On Oct. 2, 2002, the City Council — including Burke — approved the project.

Under its deal with the city, Wrigley said it would spend $84.3 million to put up four new buildings: a lab, a research plant, an office building and a parking garage.

In turn, City Hall would pick up about 19 percent of the tab by giving Wrigley two tax breaks:

• The reimbursement of as much as $15 million in real estate taxes by

• And a 12-year industrial property-tax break on the research building that could save the company another $1 million.

The taxpayer money helped Wrigley buy the 7.6-acre site for $8.8 million from divine Inc., the one-time dotcom darling whose plans for an Internet incubator on the island had fizzled.

Wrigley’s Global Innovation Center — a striking structure on the banks of the Chicago River that’s visible from North Avenue — opened in October 2005.

By then, the company already was asking city officials for more time to start construction of the taxpayer-subsidized project’s parking garage and 90,000-square-foot office building.

Meanwhile, Wrigley had bought a building about that same size at 1300 N. Branch, just two blocks south of the corporate campus, paying $10.15 million on Dec. 16, 2005, for the offices and warehouse of River North Sales & Service, the Anheuser-Busch distributorship owned by Yusef Jackson, son of the Rev.
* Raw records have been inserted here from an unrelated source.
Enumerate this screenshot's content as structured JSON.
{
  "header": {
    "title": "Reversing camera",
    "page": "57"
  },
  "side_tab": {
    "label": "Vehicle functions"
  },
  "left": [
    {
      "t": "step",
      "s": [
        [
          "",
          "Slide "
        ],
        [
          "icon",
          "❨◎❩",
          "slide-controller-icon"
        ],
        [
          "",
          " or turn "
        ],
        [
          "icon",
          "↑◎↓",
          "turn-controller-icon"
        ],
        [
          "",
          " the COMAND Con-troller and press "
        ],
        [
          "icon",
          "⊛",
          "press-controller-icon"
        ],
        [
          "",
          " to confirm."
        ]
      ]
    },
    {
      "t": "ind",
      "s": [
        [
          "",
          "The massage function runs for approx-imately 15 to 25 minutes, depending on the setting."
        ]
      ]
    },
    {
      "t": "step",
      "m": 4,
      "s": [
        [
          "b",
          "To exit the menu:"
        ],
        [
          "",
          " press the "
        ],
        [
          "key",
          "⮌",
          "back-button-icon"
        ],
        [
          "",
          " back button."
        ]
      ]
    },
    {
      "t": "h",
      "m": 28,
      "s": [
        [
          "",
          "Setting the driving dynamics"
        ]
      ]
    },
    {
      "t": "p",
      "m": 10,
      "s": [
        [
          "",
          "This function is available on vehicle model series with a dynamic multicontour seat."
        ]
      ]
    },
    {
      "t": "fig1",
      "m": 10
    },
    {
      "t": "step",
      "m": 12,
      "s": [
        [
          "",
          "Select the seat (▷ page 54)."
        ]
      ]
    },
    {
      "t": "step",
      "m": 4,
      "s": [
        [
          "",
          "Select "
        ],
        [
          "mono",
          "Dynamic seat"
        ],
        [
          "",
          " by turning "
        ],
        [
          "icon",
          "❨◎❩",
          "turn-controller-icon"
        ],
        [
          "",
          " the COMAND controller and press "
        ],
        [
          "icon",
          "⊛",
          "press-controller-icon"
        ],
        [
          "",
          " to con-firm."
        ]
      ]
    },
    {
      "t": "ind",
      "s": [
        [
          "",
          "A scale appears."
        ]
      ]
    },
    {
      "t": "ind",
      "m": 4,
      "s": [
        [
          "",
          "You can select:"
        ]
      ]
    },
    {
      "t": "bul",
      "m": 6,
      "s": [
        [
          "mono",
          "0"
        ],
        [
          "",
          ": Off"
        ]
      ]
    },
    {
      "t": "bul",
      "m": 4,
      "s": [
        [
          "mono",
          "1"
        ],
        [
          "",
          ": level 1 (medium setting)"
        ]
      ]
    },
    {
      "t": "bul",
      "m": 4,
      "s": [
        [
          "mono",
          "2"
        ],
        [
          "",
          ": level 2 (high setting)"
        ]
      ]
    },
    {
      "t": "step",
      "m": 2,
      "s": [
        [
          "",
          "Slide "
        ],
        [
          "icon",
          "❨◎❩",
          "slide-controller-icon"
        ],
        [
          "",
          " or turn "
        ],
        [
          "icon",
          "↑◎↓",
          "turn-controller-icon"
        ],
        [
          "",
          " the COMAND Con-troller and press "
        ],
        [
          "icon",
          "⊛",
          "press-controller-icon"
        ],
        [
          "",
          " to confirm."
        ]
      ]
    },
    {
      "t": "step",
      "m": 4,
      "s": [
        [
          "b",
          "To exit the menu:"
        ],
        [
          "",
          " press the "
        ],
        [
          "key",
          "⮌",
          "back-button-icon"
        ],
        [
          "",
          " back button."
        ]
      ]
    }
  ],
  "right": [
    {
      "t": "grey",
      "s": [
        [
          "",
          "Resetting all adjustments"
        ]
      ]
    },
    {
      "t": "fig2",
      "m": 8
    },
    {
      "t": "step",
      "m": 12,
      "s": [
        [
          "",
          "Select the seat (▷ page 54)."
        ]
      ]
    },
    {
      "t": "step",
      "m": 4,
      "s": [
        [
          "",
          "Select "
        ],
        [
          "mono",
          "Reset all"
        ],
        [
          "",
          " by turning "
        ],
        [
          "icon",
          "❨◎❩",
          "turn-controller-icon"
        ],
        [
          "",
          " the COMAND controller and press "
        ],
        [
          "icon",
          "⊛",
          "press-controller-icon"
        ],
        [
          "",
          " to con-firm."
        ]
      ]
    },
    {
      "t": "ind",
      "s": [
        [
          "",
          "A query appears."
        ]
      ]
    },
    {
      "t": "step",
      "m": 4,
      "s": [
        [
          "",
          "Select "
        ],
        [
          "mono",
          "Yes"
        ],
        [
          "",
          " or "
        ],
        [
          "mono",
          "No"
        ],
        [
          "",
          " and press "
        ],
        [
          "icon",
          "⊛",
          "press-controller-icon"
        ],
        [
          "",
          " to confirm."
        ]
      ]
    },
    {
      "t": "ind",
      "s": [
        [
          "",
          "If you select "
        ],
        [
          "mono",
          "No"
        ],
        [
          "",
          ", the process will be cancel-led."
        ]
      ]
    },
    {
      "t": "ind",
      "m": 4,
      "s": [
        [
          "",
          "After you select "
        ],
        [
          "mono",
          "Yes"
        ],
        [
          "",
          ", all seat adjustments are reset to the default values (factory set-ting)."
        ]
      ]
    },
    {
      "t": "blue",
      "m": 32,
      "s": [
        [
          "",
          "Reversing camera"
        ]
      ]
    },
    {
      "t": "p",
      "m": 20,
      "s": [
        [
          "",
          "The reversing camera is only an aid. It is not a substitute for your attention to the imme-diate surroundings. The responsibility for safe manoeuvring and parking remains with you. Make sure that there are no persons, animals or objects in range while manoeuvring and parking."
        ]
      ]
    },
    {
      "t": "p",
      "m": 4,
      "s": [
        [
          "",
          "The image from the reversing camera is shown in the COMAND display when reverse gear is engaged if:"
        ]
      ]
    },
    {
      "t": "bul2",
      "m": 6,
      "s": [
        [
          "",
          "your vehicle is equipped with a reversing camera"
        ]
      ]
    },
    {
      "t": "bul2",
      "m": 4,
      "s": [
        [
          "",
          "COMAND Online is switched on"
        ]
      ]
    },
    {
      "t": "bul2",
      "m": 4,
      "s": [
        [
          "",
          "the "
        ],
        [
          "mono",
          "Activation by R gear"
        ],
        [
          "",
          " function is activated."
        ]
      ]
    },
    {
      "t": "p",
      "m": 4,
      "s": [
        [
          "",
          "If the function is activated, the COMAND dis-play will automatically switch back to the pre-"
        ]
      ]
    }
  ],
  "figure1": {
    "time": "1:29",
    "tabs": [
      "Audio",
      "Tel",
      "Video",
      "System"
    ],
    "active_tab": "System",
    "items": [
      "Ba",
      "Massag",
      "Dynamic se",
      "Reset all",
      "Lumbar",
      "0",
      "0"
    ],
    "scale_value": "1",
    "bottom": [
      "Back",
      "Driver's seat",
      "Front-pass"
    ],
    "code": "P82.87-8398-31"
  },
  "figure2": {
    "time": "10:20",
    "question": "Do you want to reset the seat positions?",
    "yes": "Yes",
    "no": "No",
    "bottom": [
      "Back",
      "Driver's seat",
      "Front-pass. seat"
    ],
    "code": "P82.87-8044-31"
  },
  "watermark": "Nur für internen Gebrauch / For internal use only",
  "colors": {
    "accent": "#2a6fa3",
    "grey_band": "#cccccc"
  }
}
Jesse L. Jackson.

Three years later, Wrigley dropped its plans to put up a new office building on Goose Island.

But Wrigley says it wasn’t because, by then, it had bought the building from Jackson.

“We determined that the facility at 1300 N. Branch would provide the most ready option for conversion to the engineering labs we sought to locate there,” says Wrigley spokeswoman Melissa Weber.
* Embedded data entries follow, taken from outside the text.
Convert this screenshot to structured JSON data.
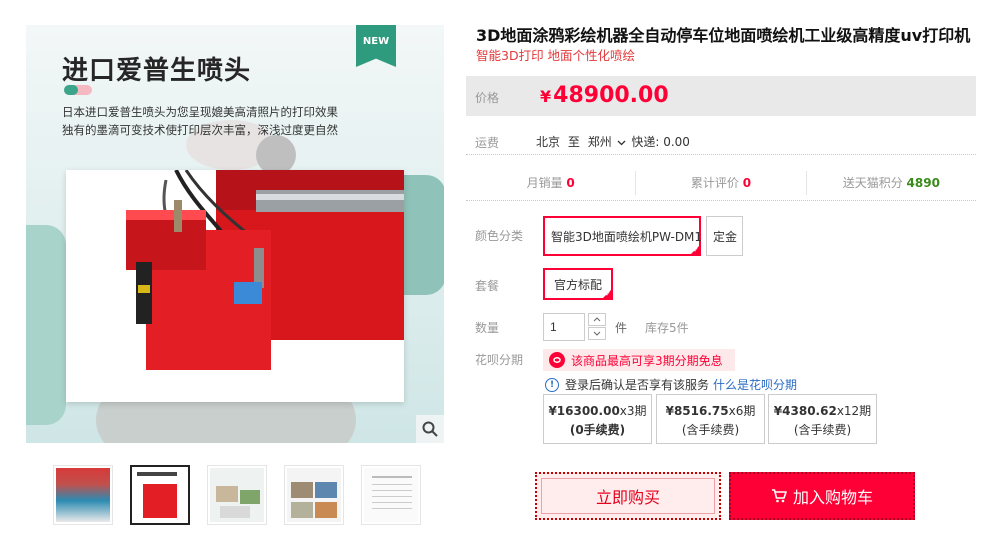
{
  "gallery": {
    "main_title": "进口爱普生喷头",
    "desc_line1": "日本进口爱普生喷头为您呈现媲美高清照片的打印效果",
    "desc_line2": "独有的墨滴可变技术使打印层次丰富，深浅过度更自然",
    "badge": "NEW",
    "thumbnails": 5,
    "active_thumbnail": 2
  },
  "product": {
    "title": "3D地面涂鸦彩绘机器全自动停车位地面喷绘机工业级高精度uv打印机",
    "subtitle": "智能3D打印 地面个性化喷绘"
  },
  "price": {
    "label": "价格",
    "currency": "¥",
    "value": "48900.00"
  },
  "shipping": {
    "label": "运费",
    "from": "北京",
    "to_word": "至",
    "dest": "郑州",
    "express": "快递: 0.00"
  },
  "stats": [
    {
      "label": "月销量",
      "value": "0"
    },
    {
      "label": "累计评价",
      "value": "0"
    },
    {
      "label": "送天猫积分",
      "value": "4890"
    }
  ],
  "color": {
    "label": "颜色分类",
    "options": [
      "智能3D地面喷绘机PW-DM1",
      "定金"
    ],
    "selected": 0
  },
  "package": {
    "label": "套餐",
    "options": [
      "官方标配"
    ],
    "selected": 0
  },
  "quantity": {
    "label": "数量",
    "value": "1",
    "unit": "件",
    "stock": "库存5件"
  },
  "huabei": {
    "label": "花呗分期",
    "promo": "该商品最高可享3期分期免息",
    "notice": "登录后确认是否享有该服务",
    "link": "什么是花呗分期",
    "plans": [
      {
        "amount": "¥16300.00",
        "periods": "x3期",
        "fee": "(0手续费)"
      },
      {
        "amount": "¥8516.75",
        "periods": "x6期",
        "fee": "(含手续费)"
      },
      {
        "amount": "¥4380.62",
        "periods": "x12期",
        "fee": "(含手续费)"
      }
    ]
  },
  "actions": {
    "buy_now": "立即购买",
    "add_cart": "加入购物车"
  },
  "colors": {
    "accent": "#ff0036",
    "link": "#2b6cc4",
    "brand_green": "#2f9b7e"
  }
}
Three months later, Wrigley bought another nearby building on Goose Island, paying $31.5 million on March 17, 2006, to buy the factory and offices of Republic Windows and Doors, which Wrigley then leased back to Republic, until the window company’s bankruptcy two years later.
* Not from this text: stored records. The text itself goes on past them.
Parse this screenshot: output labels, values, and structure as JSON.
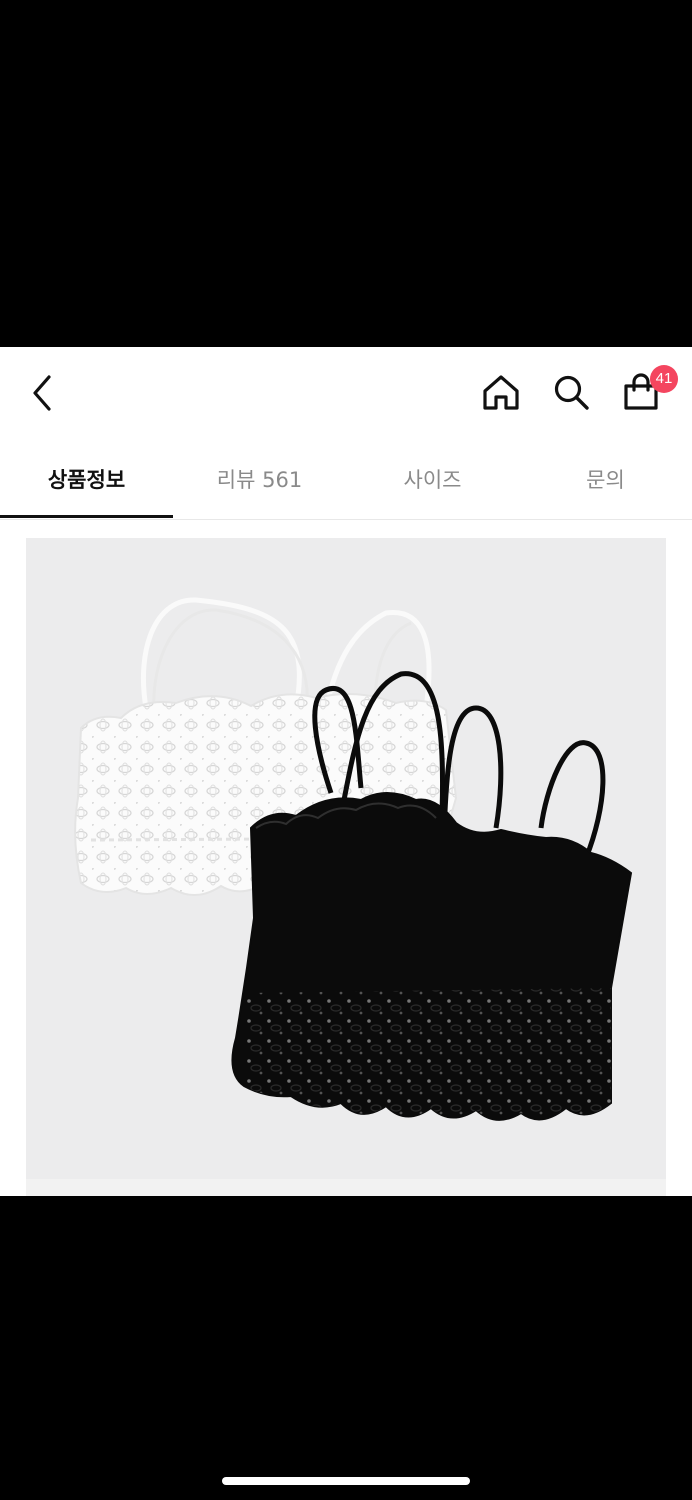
{
  "header": {
    "back_icon": "chevron-left-icon",
    "home_icon": "home-icon",
    "search_icon": "search-icon",
    "cart_icon": "shopping-bag-icon",
    "cart_count": "41",
    "badge_color": "#f4455f"
  },
  "tabs": [
    {
      "label": "상품정보",
      "active": true
    },
    {
      "label": "리뷰 561",
      "active": false
    },
    {
      "label": "사이즈",
      "active": false
    },
    {
      "label": "문의",
      "active": false
    }
  ],
  "product_image": {
    "subject": "white and black lace bralette tops"
  }
}
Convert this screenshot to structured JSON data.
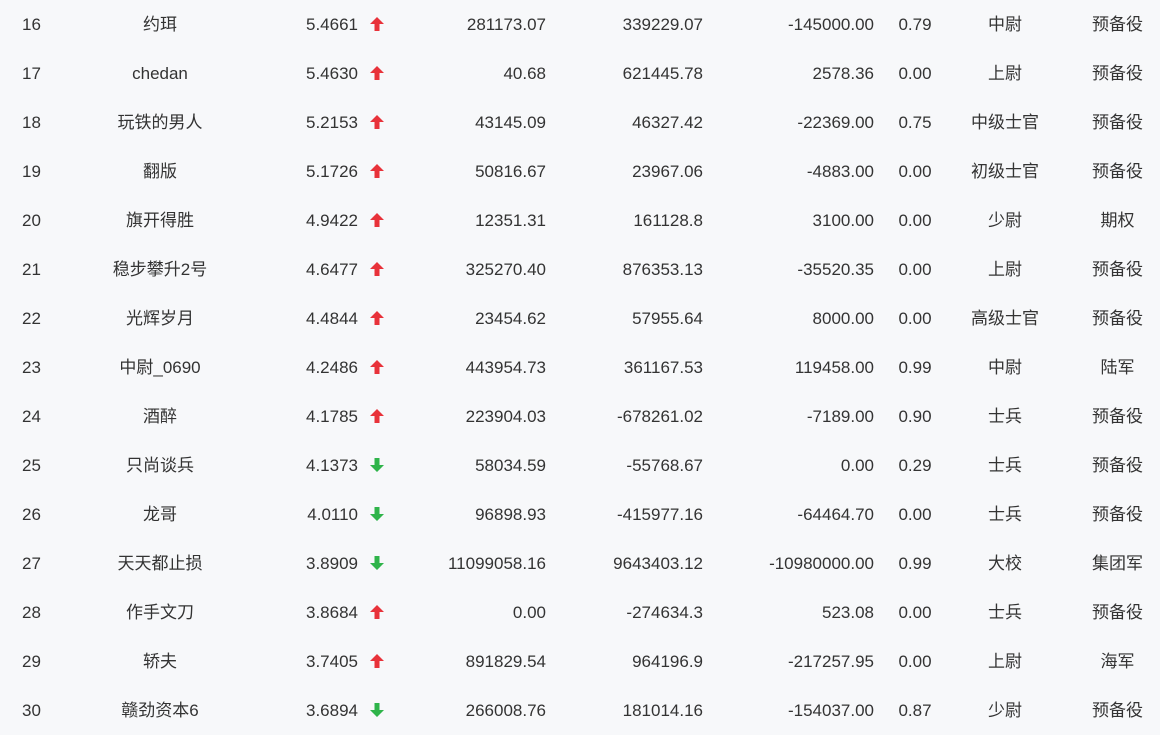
{
  "colors": {
    "up": "#e8323a",
    "down": "#2fb44a",
    "text": "#333333",
    "background": "#f7f8fa"
  },
  "rows": [
    {
      "rank": "16",
      "name": "约珥",
      "score": "5.4661",
      "trend": "up",
      "v1": "281173.07",
      "v2": "339229.07",
      "v3": "-145000.00",
      "ratio": "0.79",
      "level": "中尉",
      "type": "预备役"
    },
    {
      "rank": "17",
      "name": "chedan",
      "score": "5.4630",
      "trend": "up",
      "v1": "40.68",
      "v2": "621445.78",
      "v3": "2578.36",
      "ratio": "0.00",
      "level": "上尉",
      "type": "预备役"
    },
    {
      "rank": "18",
      "name": "玩铁的男人",
      "score": "5.2153",
      "trend": "up",
      "v1": "43145.09",
      "v2": "46327.42",
      "v3": "-22369.00",
      "ratio": "0.75",
      "level": "中级士官",
      "type": "预备役"
    },
    {
      "rank": "19",
      "name": "翻版",
      "score": "5.1726",
      "trend": "up",
      "v1": "50816.67",
      "v2": "23967.06",
      "v3": "-4883.00",
      "ratio": "0.00",
      "level": "初级士官",
      "type": "预备役"
    },
    {
      "rank": "20",
      "name": "旗开得胜",
      "score": "4.9422",
      "trend": "up",
      "v1": "12351.31",
      "v2": "161128.8",
      "v3": "3100.00",
      "ratio": "0.00",
      "level": "少尉",
      "type": "期权"
    },
    {
      "rank": "21",
      "name": "稳步攀升2号",
      "score": "4.6477",
      "trend": "up",
      "v1": "325270.40",
      "v2": "876353.13",
      "v3": "-35520.35",
      "ratio": "0.00",
      "level": "上尉",
      "type": "预备役"
    },
    {
      "rank": "22",
      "name": "光辉岁月",
      "score": "4.4844",
      "trend": "up",
      "v1": "23454.62",
      "v2": "57955.64",
      "v3": "8000.00",
      "ratio": "0.00",
      "level": "高级士官",
      "type": "预备役"
    },
    {
      "rank": "23",
      "name": "中尉_0690",
      "score": "4.2486",
      "trend": "up",
      "v1": "443954.73",
      "v2": "361167.53",
      "v3": "119458.00",
      "ratio": "0.99",
      "level": "中尉",
      "type": "陆军"
    },
    {
      "rank": "24",
      "name": "酒醉",
      "score": "4.1785",
      "trend": "up",
      "v1": "223904.03",
      "v2": "-678261.02",
      "v3": "-7189.00",
      "ratio": "0.90",
      "level": "士兵",
      "type": "预备役"
    },
    {
      "rank": "25",
      "name": "只尚谈兵",
      "score": "4.1373",
      "trend": "down",
      "v1": "58034.59",
      "v2": "-55768.67",
      "v3": "0.00",
      "ratio": "0.29",
      "level": "士兵",
      "type": "预备役"
    },
    {
      "rank": "26",
      "name": "龙哥",
      "score": "4.0110",
      "trend": "down",
      "v1": "96898.93",
      "v2": "-415977.16",
      "v3": "-64464.70",
      "ratio": "0.00",
      "level": "士兵",
      "type": "预备役"
    },
    {
      "rank": "27",
      "name": "天天都止损",
      "score": "3.8909",
      "trend": "down",
      "v1": "11099058.16",
      "v2": "9643403.12",
      "v3": "-10980000.00",
      "ratio": "0.99",
      "level": "大校",
      "type": "集团军"
    },
    {
      "rank": "28",
      "name": "作手文刀",
      "score": "3.8684",
      "trend": "up",
      "v1": "0.00",
      "v2": "-274634.3",
      "v3": "523.08",
      "ratio": "0.00",
      "level": "士兵",
      "type": "预备役"
    },
    {
      "rank": "29",
      "name": "轿夫",
      "score": "3.7405",
      "trend": "up",
      "v1": "891829.54",
      "v2": "964196.9",
      "v3": "-217257.95",
      "ratio": "0.00",
      "level": "上尉",
      "type": "海军"
    },
    {
      "rank": "30",
      "name": "赣劲资本6",
      "score": "3.6894",
      "trend": "down",
      "v1": "266008.76",
      "v2": "181014.16",
      "v3": "-154037.00",
      "ratio": "0.87",
      "level": "少尉",
      "type": "预备役"
    }
  ]
}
Wrigley — which says it overpaid for both the Jackson and Republic Windows properties because it coveted them — then hired Klafter & Burke, the four-attorney Chicago law firm headed by the alderman, to help cut its property taxes.

Jackson and Republic both previously had retained Burke’s law firm to contest the property assessment on their buildings — which were built in the 1990s with tax subsidies. That’s why Wrigley decided to stay with the alderman’s firm for those property-assessment fights, a Wrigley spokesman says.

“It’s not surprising that we chose to stick with the law firm that was already working,’’ says Wrigley spokesman Andy Pharoah.

When Jackson’s beer distributorship moved, that left the building at 1300 N. Branch temporarily vacant — the key point Burke made to persuade then-Cook County Assessor James Houlihan to cut his agency’s proposed assessment of the property by 55 percent. That cut Wrigley’s 2006 tax bill by $139,096.

The following year, Burke swayed Houlihan to slash his office’s now-higher proposed assessment by 40 percent, arguing that the building was now only partially occupied. That cut Wrigley’s 2007 property taxes by $114,245.

In 2008, Burke again appealed the assessment but was unable to win any further reductions the third time around.

Burke won smaller reductions — from Houlihan and the Cook County Board of Review — in the assessments for the former Republic property, at 930 W. Evergreen, cutting Wrigley’s tax bills by $119,685 in 2006 and $39,867 in 2007.

Though Wrigley never did all that it promised to win its subsidies, completing only two of the planned four buildings, City Hall says the company will continue to get the tax breaks through 2019 — just not as much as it would have.

Wrigley will end up getting no more than $11.1 million of the $15 million it could have gotten in property-tax reimbursements under its deal with City Hall, according to Peter Strazzabosco, spokesman for the Chicago Department of Housing and Economic Development. So far, Wrigley has gotten about $4 million of that.

It’s also saved $643,200 so far as a result of the promised $1 million tax abatement for erecting a new industrial building.

Wrigley’s former chairman, William “Beau” Wrigley Jr., left the company in January 2010. Wrigley, who didn’t respond to an interview request, is now a private investor and a member of the board of Wrapports LLC, which owns the Chicago Sun-Times.